新規事業を立ち上げる起業家向けのビザです。ただし取得のハードルは低くありません。政府認定のベンチャーキャピタルからの投資実績や、特許等の知的財産を保有していることなどが要件となり、ACRA(シンガポール企業規制庁)での法人設立が前提になります。個人が自分の事業だけで自由にこのビザを取得するルートは、決して広くはないというのが実情です。

Global Investor Programme(GIP)

投資家向けのプログラムで、永住権に直結する点が特徴です。ただし最低投資額はS$10,000,000(2026年8月時点のレートでおよそ12.3億円)と、超富裕層でなければ現実的ではない水準です。

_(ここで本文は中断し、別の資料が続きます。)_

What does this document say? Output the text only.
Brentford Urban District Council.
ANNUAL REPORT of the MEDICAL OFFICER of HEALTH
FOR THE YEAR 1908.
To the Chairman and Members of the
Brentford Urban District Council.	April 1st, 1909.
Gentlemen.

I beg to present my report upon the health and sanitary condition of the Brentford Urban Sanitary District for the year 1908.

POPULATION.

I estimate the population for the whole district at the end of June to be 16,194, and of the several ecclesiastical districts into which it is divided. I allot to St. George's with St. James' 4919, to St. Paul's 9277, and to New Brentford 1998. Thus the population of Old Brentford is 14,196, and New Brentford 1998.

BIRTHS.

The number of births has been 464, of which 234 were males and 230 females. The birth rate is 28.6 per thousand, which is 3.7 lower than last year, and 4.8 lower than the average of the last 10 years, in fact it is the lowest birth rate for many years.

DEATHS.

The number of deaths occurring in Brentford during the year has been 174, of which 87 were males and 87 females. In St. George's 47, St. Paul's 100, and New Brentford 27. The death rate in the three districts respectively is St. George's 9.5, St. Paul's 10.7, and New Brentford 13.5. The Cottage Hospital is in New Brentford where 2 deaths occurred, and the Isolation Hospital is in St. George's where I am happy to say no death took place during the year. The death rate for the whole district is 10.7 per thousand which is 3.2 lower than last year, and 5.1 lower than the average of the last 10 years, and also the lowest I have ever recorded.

その他のビザ(S Pass・Dependant’s Pass等)

S Passは中堅技能職向けで最低月給はS$3,300〜(金融業はS$3,800〜)です。Dependant’s PassはEPやS Passの保持者の配偶者・子どもが対象で、主たるビザ保持者の状態に依存します。Work Holiday Passは18〜25歳が対象の最長6ヶ月の滞在資格で、そこから永住権につながるルートはありません。

POINT|個人が自分の事業でビザを取るルートは限られている

EPは雇用主に依存し、EntrePassは政府認定VCからの投資や特許といった高いハードルがあります。GIPは超富裕層向けです。「自分の事業を持って、自分の力でシンガポールに滞在資格を得る」という道は、他の移住先と比べても限られているというのが実情です。

※ビザ要件は変更される場合があります。最新情報は MOM Employment PassMOM EntrePassEDB Global Investor Programme でご確認ください。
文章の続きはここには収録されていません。